Я промолчал. В голове стучала одна мысль: мне страстно хотелось очутиться где-нибудь в другом месте. Лишь бы не здесь. Здесь было совершенно невыносимо. Хотя момент не слишком годился, чтобы вспоминать Джона Стюарта Милля, я все равно вспомнил одно из его высказываний. Звучит оно примерно так: задача благородных душ в случаях, когда работа, которую большинству из нас приходится выполнять, оказывается рутинной и ничтожной, — шуруй, шуруй, вкалывай. Ведь единственная ценность ничтожной работы — это настроение, с которым она делается.
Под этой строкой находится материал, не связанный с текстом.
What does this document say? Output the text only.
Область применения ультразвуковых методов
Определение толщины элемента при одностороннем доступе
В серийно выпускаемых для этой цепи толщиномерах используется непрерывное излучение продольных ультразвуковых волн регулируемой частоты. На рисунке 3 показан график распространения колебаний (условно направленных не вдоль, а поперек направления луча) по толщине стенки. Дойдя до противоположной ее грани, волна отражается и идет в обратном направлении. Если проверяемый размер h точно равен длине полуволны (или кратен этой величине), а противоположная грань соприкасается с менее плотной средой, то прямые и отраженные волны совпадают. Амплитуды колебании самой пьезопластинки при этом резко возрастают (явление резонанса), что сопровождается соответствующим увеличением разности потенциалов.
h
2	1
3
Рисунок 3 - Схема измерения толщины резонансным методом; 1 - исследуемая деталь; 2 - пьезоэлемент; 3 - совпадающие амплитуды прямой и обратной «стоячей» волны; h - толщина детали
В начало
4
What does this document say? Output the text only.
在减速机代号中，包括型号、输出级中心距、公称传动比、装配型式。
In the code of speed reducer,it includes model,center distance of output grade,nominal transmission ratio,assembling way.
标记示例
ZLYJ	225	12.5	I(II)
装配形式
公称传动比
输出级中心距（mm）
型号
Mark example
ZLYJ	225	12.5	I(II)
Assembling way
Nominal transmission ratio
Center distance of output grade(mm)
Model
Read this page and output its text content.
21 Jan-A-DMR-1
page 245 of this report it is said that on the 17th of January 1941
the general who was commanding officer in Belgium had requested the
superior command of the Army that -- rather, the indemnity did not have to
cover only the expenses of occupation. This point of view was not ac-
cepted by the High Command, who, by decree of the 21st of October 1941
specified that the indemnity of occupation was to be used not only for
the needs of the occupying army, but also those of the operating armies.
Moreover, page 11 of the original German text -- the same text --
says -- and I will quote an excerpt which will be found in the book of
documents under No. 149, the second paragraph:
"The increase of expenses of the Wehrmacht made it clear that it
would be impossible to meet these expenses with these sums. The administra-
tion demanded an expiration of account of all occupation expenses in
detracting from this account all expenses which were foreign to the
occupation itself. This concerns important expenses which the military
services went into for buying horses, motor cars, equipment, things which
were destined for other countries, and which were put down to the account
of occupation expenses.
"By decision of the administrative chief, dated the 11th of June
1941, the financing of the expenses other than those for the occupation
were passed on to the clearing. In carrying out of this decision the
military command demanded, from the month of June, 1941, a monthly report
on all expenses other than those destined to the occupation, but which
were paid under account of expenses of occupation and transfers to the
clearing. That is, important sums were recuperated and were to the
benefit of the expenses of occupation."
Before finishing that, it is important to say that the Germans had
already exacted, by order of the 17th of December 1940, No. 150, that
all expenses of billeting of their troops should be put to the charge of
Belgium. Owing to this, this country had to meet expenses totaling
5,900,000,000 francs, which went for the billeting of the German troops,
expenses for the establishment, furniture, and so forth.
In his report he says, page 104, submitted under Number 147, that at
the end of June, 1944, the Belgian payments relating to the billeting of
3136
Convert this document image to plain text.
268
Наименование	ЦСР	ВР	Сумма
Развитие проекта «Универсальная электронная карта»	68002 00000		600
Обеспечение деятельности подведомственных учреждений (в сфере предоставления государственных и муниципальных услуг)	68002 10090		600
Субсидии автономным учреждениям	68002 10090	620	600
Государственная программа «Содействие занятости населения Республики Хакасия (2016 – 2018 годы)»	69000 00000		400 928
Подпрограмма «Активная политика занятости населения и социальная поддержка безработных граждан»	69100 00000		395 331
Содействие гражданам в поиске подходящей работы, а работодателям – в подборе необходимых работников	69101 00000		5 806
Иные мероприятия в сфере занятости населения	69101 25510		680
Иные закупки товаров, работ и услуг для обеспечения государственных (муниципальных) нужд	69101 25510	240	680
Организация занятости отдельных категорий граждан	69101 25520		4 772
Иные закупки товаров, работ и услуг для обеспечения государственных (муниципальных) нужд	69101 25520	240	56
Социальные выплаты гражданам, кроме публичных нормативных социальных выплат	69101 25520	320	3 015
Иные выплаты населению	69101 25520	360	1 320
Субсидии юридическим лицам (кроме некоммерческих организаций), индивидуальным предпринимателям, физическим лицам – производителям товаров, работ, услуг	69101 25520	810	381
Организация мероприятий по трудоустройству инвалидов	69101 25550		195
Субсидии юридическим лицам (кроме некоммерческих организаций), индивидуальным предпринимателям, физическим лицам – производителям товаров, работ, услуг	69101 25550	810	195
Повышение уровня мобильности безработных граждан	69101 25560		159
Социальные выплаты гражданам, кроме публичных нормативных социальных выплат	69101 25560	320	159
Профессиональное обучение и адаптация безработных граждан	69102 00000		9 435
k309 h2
А я ничего ценного вокруг себя не видел. Как говорил великий Милль, если бы задачи durum genus hominum выполнялись при помощи сверхъестественной силы и надобность в разуме и добродетели отпала, о! тогда человеку практически нечего было бы ценить в себе подобном. Именно эту проблему ставит перед собой Америка. «Тандерберд» мог бы сойти за сверхъестественную силу. А что еще ценить человеку? Нас везла Полли. Под копной рыжих волос скрывался разум, который определенно ответил бы на этот вопрос, если бы кто-то поинтересовался ее мнением. Но никто не интересовался, а для того, чтобы вести машину, много ума не требовалось.
Мы миновали уходящую ввысь громаду Первого национального банка, будто сложенную из слоев золотистых светильников.
— Какое прекрасное здание. Что это? — поинтересовался Такстер.
Никто не ответил. Машина продолжала нестись по Мэдисон-стрит. На такой скорости, двигаясь прямо на запад, мы бы достигли Вальдхеймского кладбища на окраине примерно за пятнадцать минут. Там, под надгробиями, окруженными припорошенной снегом травой, лежат мои родители; надписи еще можно будет различить в зимних сумерках, и т.п. Но конечно, мы направлялись не на кладбище. «Тандерберд» повернул на Ла-Салль-стрит и застрял в потоке такси и почтовых грузовиков и «ягуаров» и «линкольнов» и «роллс-ройсов», принадлежащих биржевым маклерам и юрисконсультам — приземленным ворам и возвышенным политиканам и духовной элите американского бизнеса, орлом парящей в горних небесах, откуда не видны ежедневные, ежечасные и ежеминутные тяготы рода человеческого.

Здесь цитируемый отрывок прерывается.